TAMPA — The University of South Florida and Stetson University College of Law have joined to put students on a fast track to becoming lawyers.
Leaders from both schools signed an agreement Wednesday, creating a "3+3" program between USF, a public university, and Stetson, a private one.
Students seeking a law degree usually go to undergraduate school for four years, then law school for three. The new agreement would let qualified students from USF's Honors College transfer to Stetson for their fourth year, putting them on track to earn both a bachelor's and law degree in six years instead of seven.
"We have so many students who are interested in the law profession, and when they make up their mind, they go for it," USF president Judy Genshaft said at a news conference. "These are students who are bright and eager to make a difference in the world, and now we have a route that will get them there more quickly."
After a student enrolls at Stetson and finishes 31 credit hours in the law program, USF will apply those credits to the remaining work needed for a bachelor's degree. The program also will provide some scholarship money to students, who will be paired with a student, teacher or graduate mentor from Stetson.
"Not only are we two separate institutions, but a public and a private institution, surmounting so many barriers to say to the people in this state and the people who go to our institutions, we can make things better, we can make it more accelerated and keep with the academic rigor," said Stetson president Wendy Libby.
It's not a guaranteed path for anyone who wants it.

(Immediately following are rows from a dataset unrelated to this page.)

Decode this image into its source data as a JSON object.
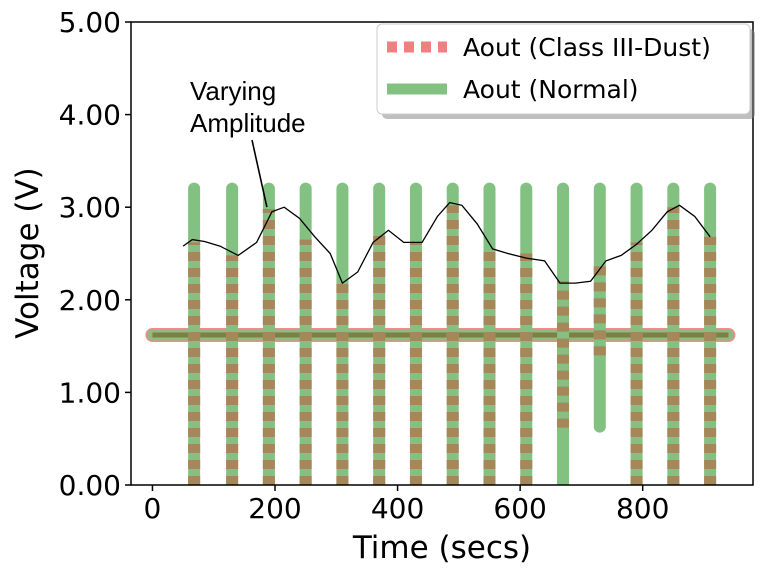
{
  "chart_data": {
    "type": "line",
    "xlabel": "Time (secs)",
    "ylabel": "Voltage (V)",
    "xlim": [
      -35,
      980
    ],
    "ylim": [
      0,
      5
    ],
    "xticks": [
      0,
      200,
      400,
      600,
      800
    ],
    "yticks": [
      "0.00",
      "1.00",
      "2.00",
      "3.00",
      "4.00",
      "5.00"
    ],
    "legend": {
      "placement": "top-right"
    },
    "baseline": 1.62,
    "x_range": [
      0,
      940
    ],
    "series": [
      {
        "name": "Aout (Normal)",
        "color": "#82c181",
        "style": "solid",
        "spikes": [
          {
            "x": 68,
            "min": 0,
            "max": 3.2
          },
          {
            "x": 130,
            "min": 0,
            "max": 3.2
          },
          {
            "x": 190,
            "min": 0,
            "max": 3.2
          },
          {
            "x": 250,
            "min": 0,
            "max": 3.2
          },
          {
            "x": 310,
            "min": 0,
            "max": 3.2
          },
          {
            "x": 370,
            "min": 0,
            "max": 3.2
          },
          {
            "x": 430,
            "min": 0,
            "max": 3.2
          },
          {
            "x": 490,
            "min": 0,
            "max": 3.2
          },
          {
            "x": 550,
            "min": 0,
            "max": 3.2
          },
          {
            "x": 610,
            "min": 0,
            "max": 3.2
          },
          {
            "x": 670,
            "min": 0,
            "max": 3.2
          },
          {
            "x": 730,
            "min": 0.63,
            "max": 3.2
          },
          {
            "x": 790,
            "min": 0,
            "max": 3.2
          },
          {
            "x": 850,
            "min": 0,
            "max": 3.2
          },
          {
            "x": 910,
            "min": 0,
            "max": 3.2
          }
        ]
      },
      {
        "name": "Aout (Class III-Dust)",
        "color": "#f08080",
        "style": "dashed",
        "spikes": [
          {
            "x": 68,
            "min": 0,
            "max": 2.62
          },
          {
            "x": 130,
            "min": 0,
            "max": 2.48
          },
          {
            "x": 190,
            "min": 0,
            "max": 2.98
          },
          {
            "x": 250,
            "min": 0,
            "max": 2.65
          },
          {
            "x": 310,
            "min": 0,
            "max": 2.2
          },
          {
            "x": 370,
            "min": 0,
            "max": 2.72
          },
          {
            "x": 430,
            "min": 0,
            "max": 2.62
          },
          {
            "x": 490,
            "min": 0,
            "max": 3.02
          },
          {
            "x": 550,
            "min": 0,
            "max": 2.55
          },
          {
            "x": 610,
            "min": 0,
            "max": 2.5
          },
          {
            "x": 670,
            "min": 0.62,
            "max": 2.2
          },
          {
            "x": 730,
            "min": 1.4,
            "max": 2.4
          },
          {
            "x": 790,
            "min": 0,
            "max": 2.62
          },
          {
            "x": 850,
            "min": 0,
            "max": 3.0
          },
          {
            "x": 910,
            "min": 0,
            "max": 2.68
          }
        ]
      }
    ],
    "envelope": {
      "color": "#000000",
      "x": [
        50,
        65,
        85,
        110,
        140,
        170,
        195,
        215,
        240,
        265,
        290,
        310,
        335,
        360,
        385,
        410,
        440,
        465,
        485,
        505,
        530,
        555,
        580,
        610,
        640,
        665,
        690,
        715,
        740,
        765,
        790,
        815,
        840,
        860,
        885,
        910
      ],
      "y": [
        2.58,
        2.65,
        2.63,
        2.58,
        2.48,
        2.62,
        2.95,
        3.0,
        2.88,
        2.68,
        2.5,
        2.18,
        2.3,
        2.62,
        2.75,
        2.62,
        2.62,
        2.9,
        3.05,
        3.02,
        2.82,
        2.55,
        2.5,
        2.45,
        2.42,
        2.18,
        2.18,
        2.2,
        2.42,
        2.48,
        2.6,
        2.75,
        2.95,
        3.02,
        2.9,
        2.68
      ]
    },
    "annotations": [
      {
        "text_lines": [
          "Varying",
          "Amplitude"
        ],
        "arrow_to": [
          190,
          2.98
        ]
      }
    ]
  }
}
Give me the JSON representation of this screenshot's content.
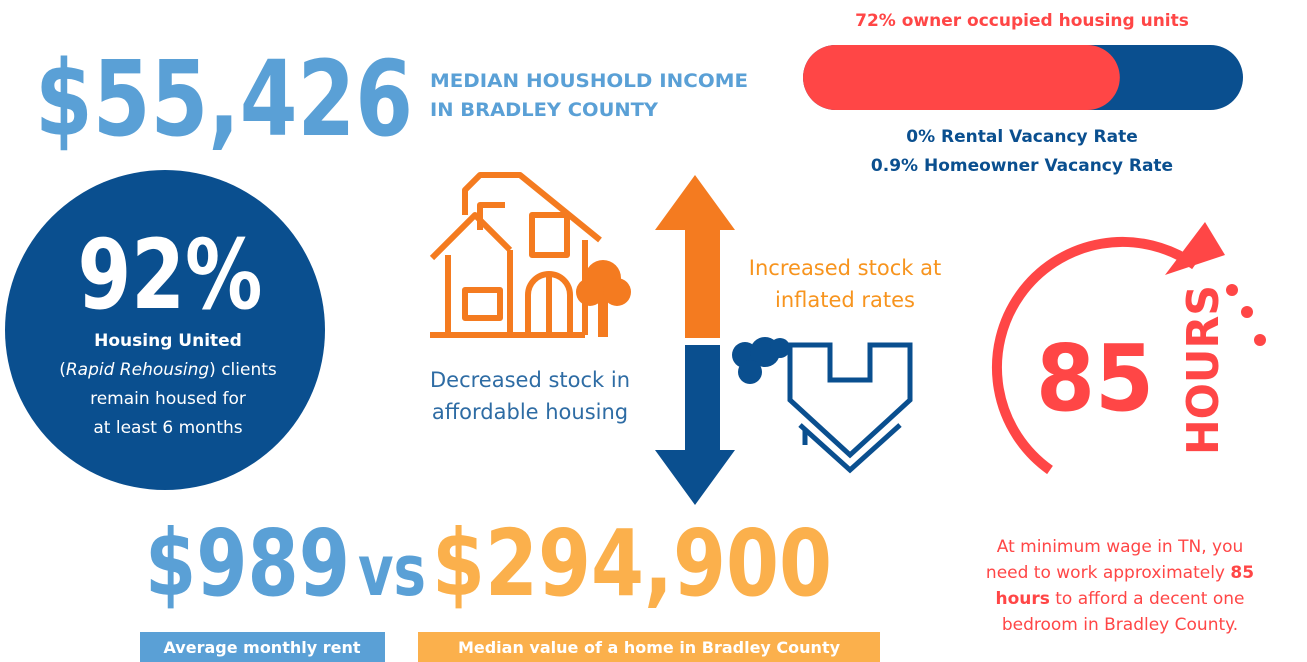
{
  "income": {
    "amount": "$55,426",
    "label_lines": [
      "MEDIAN HOUSHOLD INCOME",
      "IN BRADLEY COUNTY"
    ]
  },
  "owner_bar": {
    "label": "72% owner occupied housing units",
    "value": 72,
    "max": 100
  },
  "vacancy": [
    "0% Rental Vacancy Rate",
    "0.9% Homeowner Vacancy Rate"
  ],
  "rehousing": {
    "percent": "92%",
    "line1": "Housing United",
    "line2": [
      "(",
      "Rapid Rehousing",
      ") clients"
    ],
    "line3": "remain housed for",
    "line4": "at least 6 months"
  },
  "increased": [
    "Increased stock at",
    "inflated rates"
  ],
  "decreased": [
    "Decreased stock in",
    "affordable housing"
  ],
  "hours": {
    "number": "85",
    "unit": "HOURS",
    "note": [
      [
        "At minimum wage in TN, you"
      ],
      [
        "need to work  approximately ",
        "85"
      ],
      [
        "hours",
        " to afford a decent one"
      ],
      [
        "bedroom in Bradley County."
      ]
    ]
  },
  "comparison": {
    "rent": "$989",
    "vs": "vs",
    "home": "$294,900",
    "rent_label": "Average monthly rent",
    "home_label": "Median value of a home in Bradley County"
  }
}
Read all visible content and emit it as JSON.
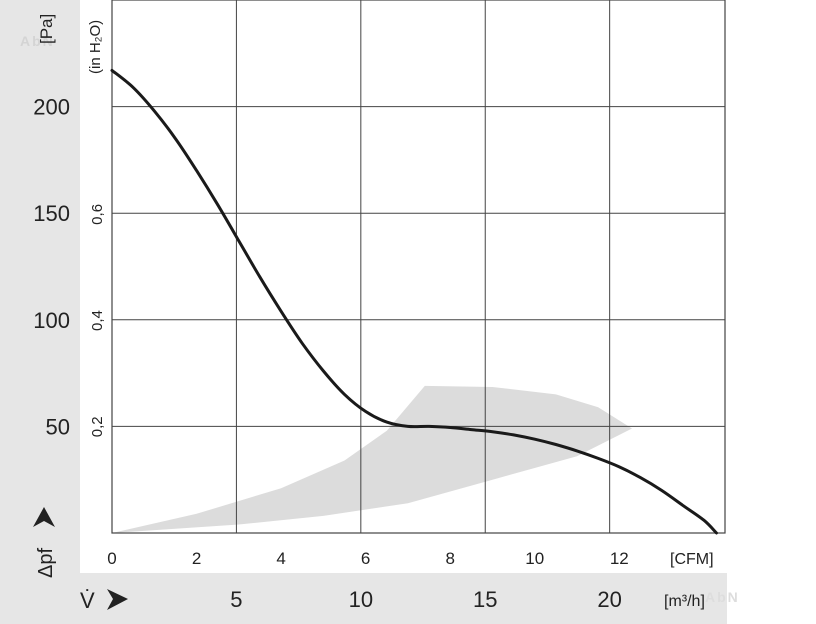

The USF Honors College will screen candidates. Interested students have to apply a year in advance, earn at least 45 of the required undergraduate credits from USF, earn a minimum LSAT score in the 75th percentile and get a written recommendation from the dean of USF's Honors College. At that point, it's up to Stetson to let students into its law program. Stetson is based in DeLand and has a second campus in Gulfport.
"I could potentially get into it," said Steven Koster, a 19-year-old Honors College student who came to watch Wednesday's news conference. "It has definitely opened my eyes to more opportunities and made me think more about Stetson and where I want to go to law school, if I do that."